Camille Pissarro (1830-1903)
THE PROPERTY OF A PRIVATE EUROPEAN COLLECTOR
Camille Pissarro (1830-1903)

Soleil couchant, hiver

细节
Camille Pissarro (1830-1903)
Soleil couchant, hiver
stamped with the artist's initials 'C.P.' (Lugt 6l3a; lower right)
oil on canvas
15 5/8 x 18 5/8 in. (39.5 x 47.2 cm.)
Painted circa 1885
来源
Julie Pissarro, Eragny, by descent from the artist in 1904.
Paul-Emile Pissarro, Paris, by descent from the above; sale, Hôtel Drouot, Paris, 8 March 1933, lot 69.
Frédéric Lung, Algiers, and thence by descent.
Wildenstein & Co., Inc., New York, acquired from the above in 1960.
Harriet Walker Henderson, California, acquired from the above in 1961; sale, Sotheby's, New York, 18 May 1990, lot 310.
Anonymous sale, Sotheby's, London, 28 November 1995, lot 184.
Acquired at the above sale by the present owner.
出版
J. Alazard, 'La collection Frédéric Lung' in Etudes d'Art, no. 6, 1951, p. 67.
L. R. Pissarro & L. Venturi, Camille Pissarro, son art—son oeuvre, San Francisco, 1989, vol. I, no. 657 (illustrated, vol. II, pl. 136).
J. Pissarro & C. Durand-Ruel Snollaerts, Pissarro, Catalogue critique des peintures, vol. III, Paris, 2005, no. 786, p. 518 (illustrated).

拍品专文

In 1885, Pissarro met Paul Signac in Armand Guillaumin's studio. Guillaumin would also introduce him shortly afterwards to Georges Seurat and Pissarro quickly became acquainted with the Neo-Impressionist style of Divisionism, becoming one of the first adherents to adopt the pointillist technique in his own work. Painted in circa 1885, Soleil couchant, hiver is from a series of landscapes Pissarro completed around this time. Having recently moved to the countryside of Eragny-sur-Epte in the Eure, and enthused by his new surroundings, Pissarro displays an abundant interest in the transformation of nature over the course of the seasons and the changing light and colours. The quick short brushstrokes and individual dabs of pigment certainly display Pissarro’s move towards Divisionism. However, while the present work retains some of the intensity and carefully considered application of paint displayed in the work of Seurat, it also displays a varied facture, with the brushstrokes responding in thickness, shape and direction to the properties of what is being depicted. The 'dot' of pointillism proper scarcely appears at all indicating Pissarro's flexible approach and adoption of his earlier impressionist-based technique.

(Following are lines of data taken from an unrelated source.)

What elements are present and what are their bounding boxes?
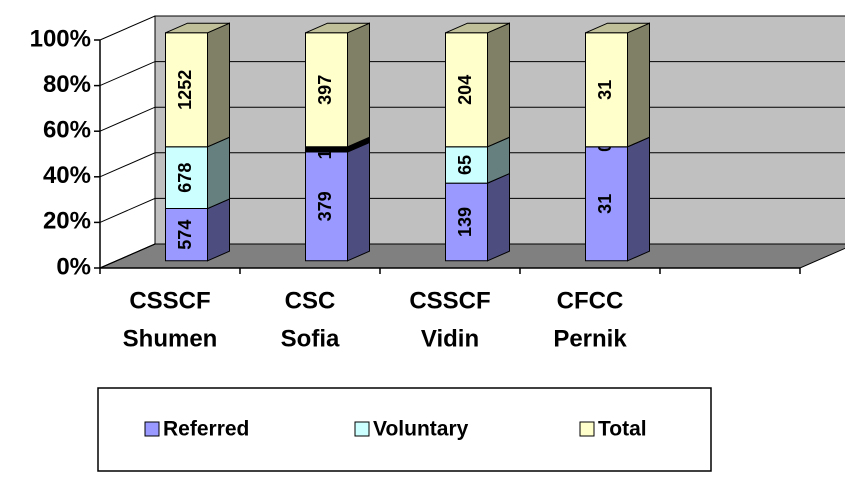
data-label: 574 xyxy=(175,220,195,250)
y-tick-label: 0% xyxy=(56,253,91,280)
bar-top xyxy=(165,22,230,34)
bar-side xyxy=(207,22,230,148)
data-label: 204 xyxy=(455,75,475,105)
legend-box xyxy=(97,387,712,472)
bar-top xyxy=(585,22,650,34)
bar-side xyxy=(487,22,510,148)
x-tick-label: Pernik xyxy=(553,325,627,352)
legend-label: Referred xyxy=(163,418,249,441)
legend-label: Voluntary xyxy=(373,418,469,441)
legend-swatch xyxy=(354,421,370,437)
bar-top xyxy=(305,22,370,34)
bar-side xyxy=(627,22,650,148)
x-tick-label: Vidin xyxy=(421,325,479,352)
bar-side xyxy=(207,136,230,210)
data-label: 397 xyxy=(315,75,335,105)
x-tick-label: CSSCF xyxy=(409,287,490,314)
legend-swatch xyxy=(579,421,595,437)
x-tick-label: CSC xyxy=(285,287,336,314)
bar-side xyxy=(347,22,370,148)
y-tick-label: 80% xyxy=(43,71,91,98)
y-tick-label: 20% xyxy=(43,208,91,235)
left-wall-edge xyxy=(99,16,156,269)
legend-swatch xyxy=(144,421,160,437)
data-label: 65 xyxy=(455,155,475,175)
x-tick-label: Sofia xyxy=(281,325,340,352)
grid-line xyxy=(99,15,845,41)
x-tick-label: CFCC xyxy=(557,287,624,314)
bar-side xyxy=(207,198,230,262)
data-label: 678 xyxy=(175,163,195,193)
grid-line xyxy=(99,197,845,223)
bar-side xyxy=(347,141,370,262)
y-tick-label: 60% xyxy=(43,117,91,144)
bar-side xyxy=(487,172,510,262)
x-tick-label: CSSCF xyxy=(129,287,210,314)
grid-line xyxy=(99,106,845,132)
grid-line xyxy=(99,61,845,87)
grid-line xyxy=(99,243,845,269)
y-tick-label: 100% xyxy=(30,25,91,52)
legend-label: Total xyxy=(598,418,647,441)
bar-side xyxy=(627,136,650,262)
data-label: 379 xyxy=(315,191,335,221)
x-tick-label: Shumen xyxy=(123,325,218,352)
bar-top xyxy=(445,22,510,34)
data-label: 31 xyxy=(595,194,615,214)
data-label: 31 xyxy=(595,80,615,100)
y-tick-label: 40% xyxy=(43,162,91,189)
data-label: 1252 xyxy=(175,70,195,110)
data-label: 139 xyxy=(455,207,475,237)
grid-line xyxy=(99,152,845,178)
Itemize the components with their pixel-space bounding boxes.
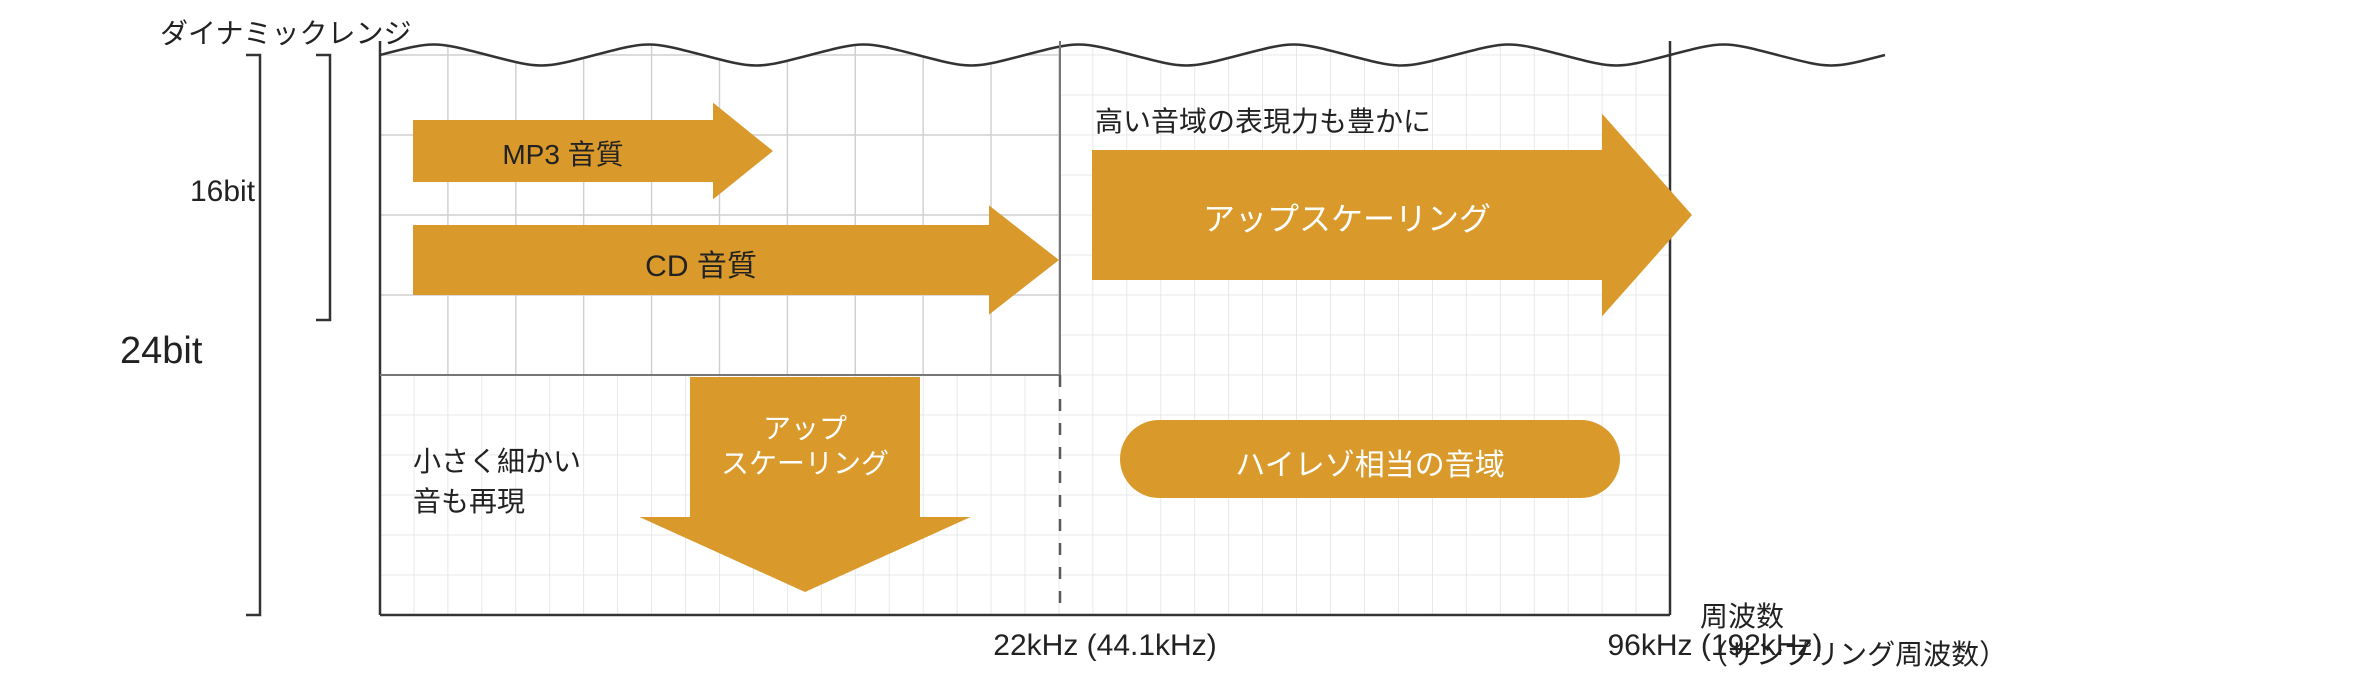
high-range: 高い音域の表現力も豊かに <box>1095 100 1431 140</box>
hires-range-label: ハイレゾ相当の音域 <box>1120 440 1620 484</box>
x-axis-title-l1: 周波数 <box>1700 595 1784 635</box>
small-sound-l1: 小さく細かい <box>413 440 581 480</box>
upscale-right-label: アップスケーリング <box>1092 194 1602 240</box>
upscale-down-label-l1: アップ <box>667 407 943 447</box>
mp3-label: MP3 音質 <box>413 133 713 173</box>
cd-label: CD 音質 <box>413 241 989 285</box>
upscale-down-label-l2: スケーリング <box>667 442 943 482</box>
y-mark-16bit: 16bit <box>190 175 255 209</box>
y-axis-title: ダイナミックレンジ <box>160 12 411 52</box>
y-mark-24bit: 24bit <box>120 330 202 373</box>
x-tick-0: 22kHz (44.1kHz) <box>940 629 1270 663</box>
small-sound-l2: 音も再現 <box>413 480 525 520</box>
x-axis-title-l2: （サンプリング周波数） <box>1700 633 2007 673</box>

In Soleil couchant, hiver, Pissarro uses vivid brushstrokes enlivening the grass and the trees and giving life to the landscape, indicative of his and indeed many of the Impressionist painters in the early 1880s. These were significant years of reconsideration, as Monet and Renoir ventured to the South, Pissarro remained in the environs of Paris, concentrating on the development of his technique. The present work clearly illustrates the artist's development during this period. While the lush and tactile qualities draw the eye to the surface of the canvas, Pissarro retains a balance between the physical nature of the paint itself and complex spatial effects within the pictorial frame. Moreover, "regarding the compositions, there is less emphasis on recession and spatial depth. The basic elements - foreground, middle distance and background - tend to be flattened, so that the design is read upwards as a series of horizontal bands. Pissarro's technique continues to evolve in favor of small, evenly distributed, and heavily loaded brushstrokes" (quoted in ‘Camille Pissarro, Arts Council of Great Britain’, London, 1981, p. 116).

Soleil couchant, hiver does not only display how Pissarro was developing his Neo-Impressionist style, it also presents a bold shift in his use of colour. Expressive and lively, far from the melancholy palette which inhabited the works of his preceding period, acid yellow, orange, and mauve pigments vividly capture the sense of a glowing sunset on a winter’s day. These qualities place this picture both at the height of his first Impressionist phase and precede his experiments with pointillism which would become fully fledged a few years later. It therefore comes as no surprise that this work was formerly in the collection of Harriet E. Walker Henderson, the granddaughter of renowned collector Thomas Barlow Walker, founder and namesake of the Walker Art Center in Minneapolis and one of the most-visited modern art museums in the United States.